Je m’accroupie à son niveau pour lui caresser le sommet de la tête et, d’un petit doigt hésitant, il m’indiqua la porte de sortie. Je ne compris pas tout de suite et tenta de suivre la direction de son doigt pour voir ce qu’il me montrait mais il secoua la tête avec hâte pour recommencer ses explications. Il nous pointa tous les deux à tour de rôle, avant de montrer à nouveau la porte qui menais vers les étendues… et je compris.
« Tu… tu veux partir avec moi… ? »
Je restais sans voix. Nous avions passé tellement de temps ensemble, ici, au Refuge que j’en avait oublié que ce n’étais pas mon Pokémon et qu’il était possible que nous partagions plus que les moments que je passais au Refuge. Il pourrait me suivre dans mes missions, dans mes aventures…
« Je… oh… Oh ! »
Je cherchais mes mots, trop secouée par l’enchainement d’évènement de cette journée.

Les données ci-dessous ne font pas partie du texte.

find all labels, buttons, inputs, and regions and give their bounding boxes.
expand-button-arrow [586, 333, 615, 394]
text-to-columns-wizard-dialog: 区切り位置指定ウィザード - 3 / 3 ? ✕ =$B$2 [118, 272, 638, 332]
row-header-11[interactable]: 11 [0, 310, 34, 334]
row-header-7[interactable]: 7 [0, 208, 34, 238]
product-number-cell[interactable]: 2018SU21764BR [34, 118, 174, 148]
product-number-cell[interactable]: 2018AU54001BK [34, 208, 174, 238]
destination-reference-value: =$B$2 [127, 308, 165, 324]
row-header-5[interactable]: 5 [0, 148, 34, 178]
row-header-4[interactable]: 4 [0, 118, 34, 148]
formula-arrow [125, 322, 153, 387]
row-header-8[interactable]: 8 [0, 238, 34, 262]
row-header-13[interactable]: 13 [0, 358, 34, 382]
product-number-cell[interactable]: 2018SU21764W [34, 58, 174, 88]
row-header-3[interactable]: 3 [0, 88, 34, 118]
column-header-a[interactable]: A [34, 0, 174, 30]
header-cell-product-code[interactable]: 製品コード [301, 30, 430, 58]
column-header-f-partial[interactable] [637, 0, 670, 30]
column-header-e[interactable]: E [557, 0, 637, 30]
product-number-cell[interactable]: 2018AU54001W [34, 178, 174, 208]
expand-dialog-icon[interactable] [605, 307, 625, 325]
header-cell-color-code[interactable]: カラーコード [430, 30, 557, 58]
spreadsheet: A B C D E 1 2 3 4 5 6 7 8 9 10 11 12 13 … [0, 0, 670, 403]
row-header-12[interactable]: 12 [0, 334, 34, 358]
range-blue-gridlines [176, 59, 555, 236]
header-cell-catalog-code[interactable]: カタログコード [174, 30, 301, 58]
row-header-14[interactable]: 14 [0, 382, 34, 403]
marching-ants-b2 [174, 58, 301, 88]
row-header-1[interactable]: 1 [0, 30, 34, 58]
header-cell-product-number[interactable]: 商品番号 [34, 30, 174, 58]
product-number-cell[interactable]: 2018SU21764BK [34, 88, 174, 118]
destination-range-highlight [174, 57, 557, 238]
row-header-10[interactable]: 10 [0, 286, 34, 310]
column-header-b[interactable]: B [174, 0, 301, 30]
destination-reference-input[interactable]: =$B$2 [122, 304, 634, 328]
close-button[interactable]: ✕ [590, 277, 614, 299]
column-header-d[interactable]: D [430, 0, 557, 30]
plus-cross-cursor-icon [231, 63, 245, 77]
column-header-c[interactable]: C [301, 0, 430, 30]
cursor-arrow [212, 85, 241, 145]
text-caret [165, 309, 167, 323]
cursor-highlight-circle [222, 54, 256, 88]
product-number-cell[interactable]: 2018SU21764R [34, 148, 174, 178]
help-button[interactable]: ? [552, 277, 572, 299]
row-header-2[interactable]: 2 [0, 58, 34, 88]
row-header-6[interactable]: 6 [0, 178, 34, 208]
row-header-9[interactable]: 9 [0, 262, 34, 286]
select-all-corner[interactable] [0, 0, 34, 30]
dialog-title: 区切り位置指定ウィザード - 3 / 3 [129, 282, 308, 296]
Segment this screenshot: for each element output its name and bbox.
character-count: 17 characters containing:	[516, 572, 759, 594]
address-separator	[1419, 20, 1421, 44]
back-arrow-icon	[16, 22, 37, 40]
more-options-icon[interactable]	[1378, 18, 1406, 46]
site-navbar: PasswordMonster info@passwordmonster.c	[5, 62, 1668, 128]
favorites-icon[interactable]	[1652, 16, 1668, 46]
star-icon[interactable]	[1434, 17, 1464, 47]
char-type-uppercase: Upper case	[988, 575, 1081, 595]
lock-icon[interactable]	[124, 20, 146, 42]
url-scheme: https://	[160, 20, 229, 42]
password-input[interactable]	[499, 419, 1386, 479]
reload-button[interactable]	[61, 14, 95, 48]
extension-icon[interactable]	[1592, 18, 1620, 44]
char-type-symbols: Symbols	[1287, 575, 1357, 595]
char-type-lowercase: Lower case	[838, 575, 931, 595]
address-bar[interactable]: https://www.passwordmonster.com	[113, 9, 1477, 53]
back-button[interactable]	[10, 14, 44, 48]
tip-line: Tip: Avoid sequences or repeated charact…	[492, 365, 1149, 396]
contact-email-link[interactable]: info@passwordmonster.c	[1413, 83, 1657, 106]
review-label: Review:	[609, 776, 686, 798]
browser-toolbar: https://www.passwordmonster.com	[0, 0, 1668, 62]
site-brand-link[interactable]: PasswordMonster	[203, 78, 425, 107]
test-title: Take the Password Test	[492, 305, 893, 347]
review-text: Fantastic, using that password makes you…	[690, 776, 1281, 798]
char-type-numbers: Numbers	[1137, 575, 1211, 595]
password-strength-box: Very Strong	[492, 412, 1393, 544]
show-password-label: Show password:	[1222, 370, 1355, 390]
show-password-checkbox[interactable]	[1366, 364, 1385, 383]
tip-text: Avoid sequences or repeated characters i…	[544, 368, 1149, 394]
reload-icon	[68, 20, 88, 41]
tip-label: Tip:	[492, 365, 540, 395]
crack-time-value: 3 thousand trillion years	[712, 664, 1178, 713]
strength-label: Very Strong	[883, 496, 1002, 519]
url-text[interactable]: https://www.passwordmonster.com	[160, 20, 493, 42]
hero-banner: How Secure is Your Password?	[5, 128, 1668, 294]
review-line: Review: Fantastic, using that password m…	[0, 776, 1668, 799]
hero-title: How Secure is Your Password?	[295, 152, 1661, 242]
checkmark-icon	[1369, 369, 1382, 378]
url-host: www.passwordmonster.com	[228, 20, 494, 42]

« Tu… tu es certain… ? Je… je ne sais pas quoi dire… Dehors ça peut être dangereux et je ne suis pas forcément assez forte pour pouvoir te protéger et… »
La petite musique apaisante retentis à nouveau dans mes oreilles, calmant toutes mes angoisses. Le Nanméouie posa à son tour une patte sur ma tête, et me souris largement, toujours agité de cette hâte qui le caractérisais. Je lui rendis son sourire avant de me relever, puis je sortais le cœur battant du Refuge, accompagnée pour la première fois par mon Pokémon partenaire.